« Accès aux services publics, sécurité au quotidien, maîtrise de l’immigration »
Michel Barnier remercie – lors de la passation des pouvoirs de 1er ministre – Gabriel Attal pour le partage de ses « enseignements » à Matignon « même si ça n’a duré que huit mois »
C’est la première fois qu’il s’exprime depuis l’annonce de sa nomination à Matignon, en début d’après-midi. Le nouveau premier ministre, Michel Barnier, 73 ans, issu des rangs des Républicains, ancien ministre et commissaire européen, a pris la parole à la suite de son prédécesseur, Gabriel Attal, qui a été chaudement applaudi par ses équipes.

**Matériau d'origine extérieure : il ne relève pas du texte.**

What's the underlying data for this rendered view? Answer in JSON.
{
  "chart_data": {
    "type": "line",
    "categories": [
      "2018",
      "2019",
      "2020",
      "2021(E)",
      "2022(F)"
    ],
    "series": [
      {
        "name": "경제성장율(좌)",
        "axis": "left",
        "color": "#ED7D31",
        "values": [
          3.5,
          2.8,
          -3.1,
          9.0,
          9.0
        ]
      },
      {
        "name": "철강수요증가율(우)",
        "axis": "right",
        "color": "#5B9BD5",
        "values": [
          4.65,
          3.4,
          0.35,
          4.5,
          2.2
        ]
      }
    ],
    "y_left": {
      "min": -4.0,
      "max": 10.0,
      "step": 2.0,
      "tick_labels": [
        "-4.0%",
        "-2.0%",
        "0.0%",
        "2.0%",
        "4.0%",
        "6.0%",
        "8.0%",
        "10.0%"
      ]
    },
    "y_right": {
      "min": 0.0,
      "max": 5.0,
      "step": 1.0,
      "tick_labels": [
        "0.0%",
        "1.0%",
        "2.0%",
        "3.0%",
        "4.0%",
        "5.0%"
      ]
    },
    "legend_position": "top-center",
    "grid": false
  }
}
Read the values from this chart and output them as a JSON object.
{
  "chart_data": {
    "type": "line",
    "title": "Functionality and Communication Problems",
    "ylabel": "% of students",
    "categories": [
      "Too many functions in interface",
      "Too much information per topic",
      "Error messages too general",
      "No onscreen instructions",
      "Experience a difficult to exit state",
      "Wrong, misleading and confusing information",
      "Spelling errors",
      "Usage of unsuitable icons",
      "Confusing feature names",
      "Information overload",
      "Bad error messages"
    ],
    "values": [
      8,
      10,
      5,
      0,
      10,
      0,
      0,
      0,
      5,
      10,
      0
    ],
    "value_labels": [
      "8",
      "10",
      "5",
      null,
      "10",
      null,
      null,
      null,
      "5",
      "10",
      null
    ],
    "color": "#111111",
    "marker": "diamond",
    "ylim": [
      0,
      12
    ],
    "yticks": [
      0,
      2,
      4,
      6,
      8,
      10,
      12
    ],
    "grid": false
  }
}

« Je peux dire quelques mots ? », a-t-il lancé, en guise d’introduction, coupant court aux applaudissements. Il a ensuite énuméré plusieurs moments du discours de M. Attal qu’il a déclaré avoir « bien aimé » – de la salutation de ses équipes à l’hommage à sa mère. « J’ai bien aimé la manière dont vous m’avez donné des leçons, enfin, les enseignements, même si ça n’a duré que huit mois, que l’on apprend quand on est premier ministre », a-t-il poursuivi, à l’adresse de son prédécesseur, pour mieux souligner son court passage à Matignon.
Il a ensuite évoqué le conseil qu’il n’a jamais oublié, que sa mère, « femme chrétienne de gauche », lui a donné, alors qu’il était jeune militant gaulliste lors de sa « toute première réunion électorale » : « Ne sois jamais sectaire, le sectarisme est une preuve de faiblesse. Quand on est sectaire, c’est qu’on n’est pas sûr de ses idées. »
Avant de remercier son prédecesseur pour ses mots « qui [l]’encouragent, ce qui c’est important », a-t-il dit, « compte tenu de ce que [M. Attal a] fait depuis plusieurs années au sein du gouvernement et dans les tout derniers mois ici, à la tête du gouvernement ».
« Nous sommes dans un moment grave », estime Michel Barnier
Le nouveau Premier ministre estime que « nous sommes dans un moment grave » et dit aborder cette nouvelle page de sa vie politique « avec beaucoup d’humilité ».
« Il s’agira de répondre autant que nous le pourrons, aux défis, aux colères, aux souffrances », assure Michel Barnier, évoquant l’importance de « l’accès au service publique », de « l’école », de « la sécurité » et du contrôle de l’immigration.
Michel Barnier promet de « dire la vérité » aux Français, notamment « sur la dette financière et sur la dette écologique »
« Qu’est-ce qu’on attend d’un premier ministre ? Je le dis avec humilité, je pense qu’on attend de lui qu’il dise la vérité. Même si cette vérité est difficile », a poursuivi Michel Barnier, ajoutant : « La vérité d’abord sur la dette financière, et sur la dette écologique qui pèse aujourd’hui lourdement déjà sur les épaules de nos enfants. »
« Accès aux services publics, sécurité au quotidien, maîtrise de l’immigration », Michel Barnier fixe ses priorités et promet de la « continuité » mais aussi des « ruptures »
« J’aurai l’occasion dans quelques jours, dans quelques semaines à peine, devant le Parlement, de dire les grandes priorités législatives et les propositions au nom du nouveau gouvernement. Il s’agira de répondre, autant que nous le pourrons, aux défis, aux colères », a déclaré M. Barnier.
« Vous les avez évoqués, aux souffrances, au sentiment d’abandon, d’injustice qui traversent beaucoup trop nos villes, nos quartiers et nos campagnes. Je pense, Mesdames et Messieurs, à l’accès aux services publics. Et l’école restera bien la priorité du gouvernement », a promis le nouveau chef du gouvernement. Faisant mention ensuite à « la sécurité au quotidien, la maîtrise de l’immigration, au travail et au niveau de vie des Français ».
« Il y aura aussi dans cette nouvelle page des changements et des ruptures. Il faudra enfin beaucoup d’écoute, beaucoup de respect. D’abord du respect entre le gouvernement et le Parlement, du respect à l’égard de toutes les forces politiques, je dis bien toutes les forces politiques qui sont représentées, et je vais m’y atteler dès ce soir », a ensuite déclaré le nouveau chef de gouvernement. Il a promis aussi « du respect vis-à-vis des partenaires sociaux, des partenaires économiques » et des élus locaux, qu’il a salués.
« Nous allons davantage agir que parler », promet Michel Barnier
Le nouveau Premier ministre promet de privilégier l’acte à la parole en tant que chef du gouvernement.
« Au moment de commencer à écrire cette nouvelle page, je pense aux Français de métropole, aux Français de l’outre mer, de l’étranger, quelle que soit leur sensibilité et qui expriment un besoin de respect d’unité et d’apaisement », assure Michel Barnier.